Occurs most commonly in association with underlying acute coronary pathology such as post-MI. Wenckebach phenomenon may result from digoxin, verapamil or Î²-blocker overdose and a benign form exists in the young and athletes due to high vagal tone.


 

Pathophysiology

 

The site of pathology of Mobitz type I is the AV node itself (in contrast to Mobitz II where infra nodal pathology is thought to be the cause).
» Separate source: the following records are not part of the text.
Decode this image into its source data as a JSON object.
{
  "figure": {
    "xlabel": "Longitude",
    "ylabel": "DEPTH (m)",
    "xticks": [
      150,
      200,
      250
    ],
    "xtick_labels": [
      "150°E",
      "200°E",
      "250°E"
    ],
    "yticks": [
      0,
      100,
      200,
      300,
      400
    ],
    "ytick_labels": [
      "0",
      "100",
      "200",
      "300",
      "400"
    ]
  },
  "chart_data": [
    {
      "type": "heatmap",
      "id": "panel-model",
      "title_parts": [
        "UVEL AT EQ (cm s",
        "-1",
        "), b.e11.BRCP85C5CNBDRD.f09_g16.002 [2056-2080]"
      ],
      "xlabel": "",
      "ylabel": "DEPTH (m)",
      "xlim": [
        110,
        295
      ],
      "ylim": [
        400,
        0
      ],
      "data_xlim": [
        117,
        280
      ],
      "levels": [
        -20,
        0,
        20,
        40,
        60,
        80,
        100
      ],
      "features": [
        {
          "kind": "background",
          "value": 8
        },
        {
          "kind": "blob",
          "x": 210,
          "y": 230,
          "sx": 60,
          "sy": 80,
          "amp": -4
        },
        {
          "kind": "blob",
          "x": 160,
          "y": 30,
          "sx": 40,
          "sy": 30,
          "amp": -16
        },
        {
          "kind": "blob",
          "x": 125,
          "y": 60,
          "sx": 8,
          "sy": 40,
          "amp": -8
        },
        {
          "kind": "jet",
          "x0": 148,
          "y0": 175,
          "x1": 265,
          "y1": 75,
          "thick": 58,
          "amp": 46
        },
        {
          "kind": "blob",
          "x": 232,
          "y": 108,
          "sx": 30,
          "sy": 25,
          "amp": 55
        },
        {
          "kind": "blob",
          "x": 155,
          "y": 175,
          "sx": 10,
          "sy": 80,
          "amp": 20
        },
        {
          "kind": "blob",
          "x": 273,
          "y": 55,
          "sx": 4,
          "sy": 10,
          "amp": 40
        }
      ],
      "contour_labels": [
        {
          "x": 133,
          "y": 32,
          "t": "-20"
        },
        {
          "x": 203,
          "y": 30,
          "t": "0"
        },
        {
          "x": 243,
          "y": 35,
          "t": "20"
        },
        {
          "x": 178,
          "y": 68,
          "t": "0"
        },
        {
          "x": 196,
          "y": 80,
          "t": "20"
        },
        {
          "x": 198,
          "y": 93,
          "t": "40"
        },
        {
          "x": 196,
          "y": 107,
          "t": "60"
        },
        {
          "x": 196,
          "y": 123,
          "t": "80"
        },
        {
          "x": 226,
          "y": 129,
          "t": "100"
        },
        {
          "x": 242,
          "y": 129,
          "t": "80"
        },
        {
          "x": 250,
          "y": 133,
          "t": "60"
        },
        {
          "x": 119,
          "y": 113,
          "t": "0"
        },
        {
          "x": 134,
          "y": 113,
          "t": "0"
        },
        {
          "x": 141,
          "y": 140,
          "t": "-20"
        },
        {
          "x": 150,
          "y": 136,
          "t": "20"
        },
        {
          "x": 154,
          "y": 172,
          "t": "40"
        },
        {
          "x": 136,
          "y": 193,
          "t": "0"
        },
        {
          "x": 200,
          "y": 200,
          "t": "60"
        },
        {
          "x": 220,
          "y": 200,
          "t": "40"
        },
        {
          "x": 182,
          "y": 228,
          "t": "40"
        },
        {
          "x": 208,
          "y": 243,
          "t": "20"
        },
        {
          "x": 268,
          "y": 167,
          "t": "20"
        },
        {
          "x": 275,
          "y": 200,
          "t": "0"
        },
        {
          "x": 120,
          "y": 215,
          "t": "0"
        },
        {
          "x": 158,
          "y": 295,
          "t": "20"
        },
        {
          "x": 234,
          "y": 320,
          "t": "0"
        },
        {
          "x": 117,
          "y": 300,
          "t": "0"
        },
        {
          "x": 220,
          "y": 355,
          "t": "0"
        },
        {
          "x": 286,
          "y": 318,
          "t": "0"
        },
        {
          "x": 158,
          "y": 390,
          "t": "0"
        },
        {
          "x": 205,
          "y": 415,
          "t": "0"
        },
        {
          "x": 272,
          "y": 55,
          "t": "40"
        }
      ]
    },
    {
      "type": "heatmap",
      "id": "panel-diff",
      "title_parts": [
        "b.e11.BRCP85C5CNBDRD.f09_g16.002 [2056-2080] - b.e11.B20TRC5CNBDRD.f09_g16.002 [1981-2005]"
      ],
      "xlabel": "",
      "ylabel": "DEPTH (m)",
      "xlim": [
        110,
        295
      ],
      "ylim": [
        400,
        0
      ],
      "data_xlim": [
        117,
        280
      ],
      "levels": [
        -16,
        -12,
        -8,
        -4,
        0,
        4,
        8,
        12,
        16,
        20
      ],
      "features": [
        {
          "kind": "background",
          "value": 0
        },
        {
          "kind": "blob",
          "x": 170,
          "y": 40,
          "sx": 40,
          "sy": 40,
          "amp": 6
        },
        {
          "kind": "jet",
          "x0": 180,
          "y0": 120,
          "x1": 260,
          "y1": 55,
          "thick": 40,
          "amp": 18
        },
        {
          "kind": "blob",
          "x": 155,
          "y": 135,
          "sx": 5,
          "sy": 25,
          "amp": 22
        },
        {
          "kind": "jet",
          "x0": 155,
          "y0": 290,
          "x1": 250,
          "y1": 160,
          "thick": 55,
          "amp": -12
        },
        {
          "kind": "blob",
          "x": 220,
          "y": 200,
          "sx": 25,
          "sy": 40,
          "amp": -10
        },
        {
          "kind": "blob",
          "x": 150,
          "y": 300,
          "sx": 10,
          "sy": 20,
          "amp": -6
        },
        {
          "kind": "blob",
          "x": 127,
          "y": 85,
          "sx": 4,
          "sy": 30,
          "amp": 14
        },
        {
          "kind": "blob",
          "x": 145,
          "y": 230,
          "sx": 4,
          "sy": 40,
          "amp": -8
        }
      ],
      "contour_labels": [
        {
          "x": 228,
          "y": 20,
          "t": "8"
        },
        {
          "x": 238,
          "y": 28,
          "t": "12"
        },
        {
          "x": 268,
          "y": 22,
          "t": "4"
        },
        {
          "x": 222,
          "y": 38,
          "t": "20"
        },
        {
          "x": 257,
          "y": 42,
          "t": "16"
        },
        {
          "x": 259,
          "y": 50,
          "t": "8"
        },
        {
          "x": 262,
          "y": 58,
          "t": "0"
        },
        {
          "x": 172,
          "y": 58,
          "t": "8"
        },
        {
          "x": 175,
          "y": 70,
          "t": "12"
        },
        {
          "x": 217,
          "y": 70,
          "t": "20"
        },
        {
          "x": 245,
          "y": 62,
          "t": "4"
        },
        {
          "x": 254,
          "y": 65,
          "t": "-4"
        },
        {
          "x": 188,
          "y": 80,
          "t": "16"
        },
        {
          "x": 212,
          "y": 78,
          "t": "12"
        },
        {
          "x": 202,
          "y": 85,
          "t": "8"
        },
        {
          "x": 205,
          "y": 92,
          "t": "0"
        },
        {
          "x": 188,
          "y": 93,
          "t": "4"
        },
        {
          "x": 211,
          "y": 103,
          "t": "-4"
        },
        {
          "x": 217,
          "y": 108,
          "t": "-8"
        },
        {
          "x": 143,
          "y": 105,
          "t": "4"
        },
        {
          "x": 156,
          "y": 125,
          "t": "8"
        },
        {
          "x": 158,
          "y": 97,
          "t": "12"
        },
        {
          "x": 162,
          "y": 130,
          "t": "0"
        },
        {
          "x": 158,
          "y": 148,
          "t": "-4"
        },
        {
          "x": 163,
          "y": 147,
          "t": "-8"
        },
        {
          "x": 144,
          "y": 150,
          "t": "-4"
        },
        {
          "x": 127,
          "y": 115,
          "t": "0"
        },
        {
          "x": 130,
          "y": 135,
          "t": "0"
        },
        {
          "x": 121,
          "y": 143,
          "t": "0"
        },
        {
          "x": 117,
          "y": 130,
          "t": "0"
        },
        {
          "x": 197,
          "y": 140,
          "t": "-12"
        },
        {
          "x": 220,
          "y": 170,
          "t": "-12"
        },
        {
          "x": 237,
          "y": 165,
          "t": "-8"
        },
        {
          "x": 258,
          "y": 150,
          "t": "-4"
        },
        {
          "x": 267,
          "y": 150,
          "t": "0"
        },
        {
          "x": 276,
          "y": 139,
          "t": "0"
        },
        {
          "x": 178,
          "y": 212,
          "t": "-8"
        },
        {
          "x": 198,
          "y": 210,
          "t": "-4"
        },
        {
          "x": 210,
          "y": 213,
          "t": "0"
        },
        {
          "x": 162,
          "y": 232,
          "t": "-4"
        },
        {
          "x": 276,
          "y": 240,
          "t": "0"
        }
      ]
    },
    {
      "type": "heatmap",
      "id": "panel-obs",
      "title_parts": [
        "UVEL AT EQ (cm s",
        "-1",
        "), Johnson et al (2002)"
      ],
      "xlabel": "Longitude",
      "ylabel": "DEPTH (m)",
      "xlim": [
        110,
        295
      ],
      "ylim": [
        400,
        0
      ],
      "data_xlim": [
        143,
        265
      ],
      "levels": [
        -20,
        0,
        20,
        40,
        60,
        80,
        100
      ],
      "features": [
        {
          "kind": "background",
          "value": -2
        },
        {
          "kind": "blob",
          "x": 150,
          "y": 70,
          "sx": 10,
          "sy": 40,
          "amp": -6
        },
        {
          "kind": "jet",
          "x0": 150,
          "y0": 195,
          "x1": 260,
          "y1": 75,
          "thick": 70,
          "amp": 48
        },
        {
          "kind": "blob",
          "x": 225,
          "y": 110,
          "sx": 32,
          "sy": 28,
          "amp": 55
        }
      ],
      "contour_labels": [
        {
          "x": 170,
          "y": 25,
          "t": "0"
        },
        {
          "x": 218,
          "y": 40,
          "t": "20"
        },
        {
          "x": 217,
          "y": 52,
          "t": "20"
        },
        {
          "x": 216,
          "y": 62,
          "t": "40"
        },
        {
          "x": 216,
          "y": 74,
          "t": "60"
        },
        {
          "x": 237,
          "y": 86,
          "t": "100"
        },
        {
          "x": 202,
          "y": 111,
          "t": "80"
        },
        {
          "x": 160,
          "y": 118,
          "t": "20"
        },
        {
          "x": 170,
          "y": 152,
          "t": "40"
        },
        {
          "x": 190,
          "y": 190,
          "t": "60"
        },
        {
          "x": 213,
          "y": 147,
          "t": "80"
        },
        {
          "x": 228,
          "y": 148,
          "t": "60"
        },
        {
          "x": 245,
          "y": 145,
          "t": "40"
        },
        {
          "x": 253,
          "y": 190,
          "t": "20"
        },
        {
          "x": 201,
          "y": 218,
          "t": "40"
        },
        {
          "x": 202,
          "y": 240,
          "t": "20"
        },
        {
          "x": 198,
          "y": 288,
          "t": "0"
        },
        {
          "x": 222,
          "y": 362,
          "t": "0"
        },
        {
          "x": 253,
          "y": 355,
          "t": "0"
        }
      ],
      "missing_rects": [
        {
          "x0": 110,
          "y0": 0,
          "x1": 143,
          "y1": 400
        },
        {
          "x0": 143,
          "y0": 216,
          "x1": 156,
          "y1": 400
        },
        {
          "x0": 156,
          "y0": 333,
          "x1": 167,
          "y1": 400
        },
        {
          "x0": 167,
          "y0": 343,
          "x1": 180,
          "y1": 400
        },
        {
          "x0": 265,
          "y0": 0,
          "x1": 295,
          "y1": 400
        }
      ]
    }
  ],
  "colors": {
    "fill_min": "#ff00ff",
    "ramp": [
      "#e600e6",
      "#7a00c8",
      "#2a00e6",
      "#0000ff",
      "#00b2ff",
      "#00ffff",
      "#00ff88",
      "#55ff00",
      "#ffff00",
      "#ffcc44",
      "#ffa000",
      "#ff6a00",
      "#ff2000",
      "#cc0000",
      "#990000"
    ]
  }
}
Complete AV block may develop, when a ventricular escape rhythm must occur for cardiac output to be maintained.

 

Clinical features

 

Patients are usually asymptomatic; however, an irregular pulse is detected on examination.

 

Investigations

 

The ECG reveals the progressive lengthening of the PR interval until a beat is missed after which the PR interval returns to normal and the cycle recurs (see Fig. 2.12).




Complications

With the exception of cases occurring in the young and athletes, Wenckebach carries similar risks to Mobitz II with increased risk of ventricular bradycardia and sudden death. The greatest risk is at time of progression from second to third degree block as the ventricular escape rhythm is most unreliable at this time.

 

Management

 

Post-MI atropine may be used intravenously to reduce AV block and increase ventricular rate. Cardiac pacing may be required either as a temporary measure or permanently in persistent cases.

 

Other symptomatic patients should be paced permanently.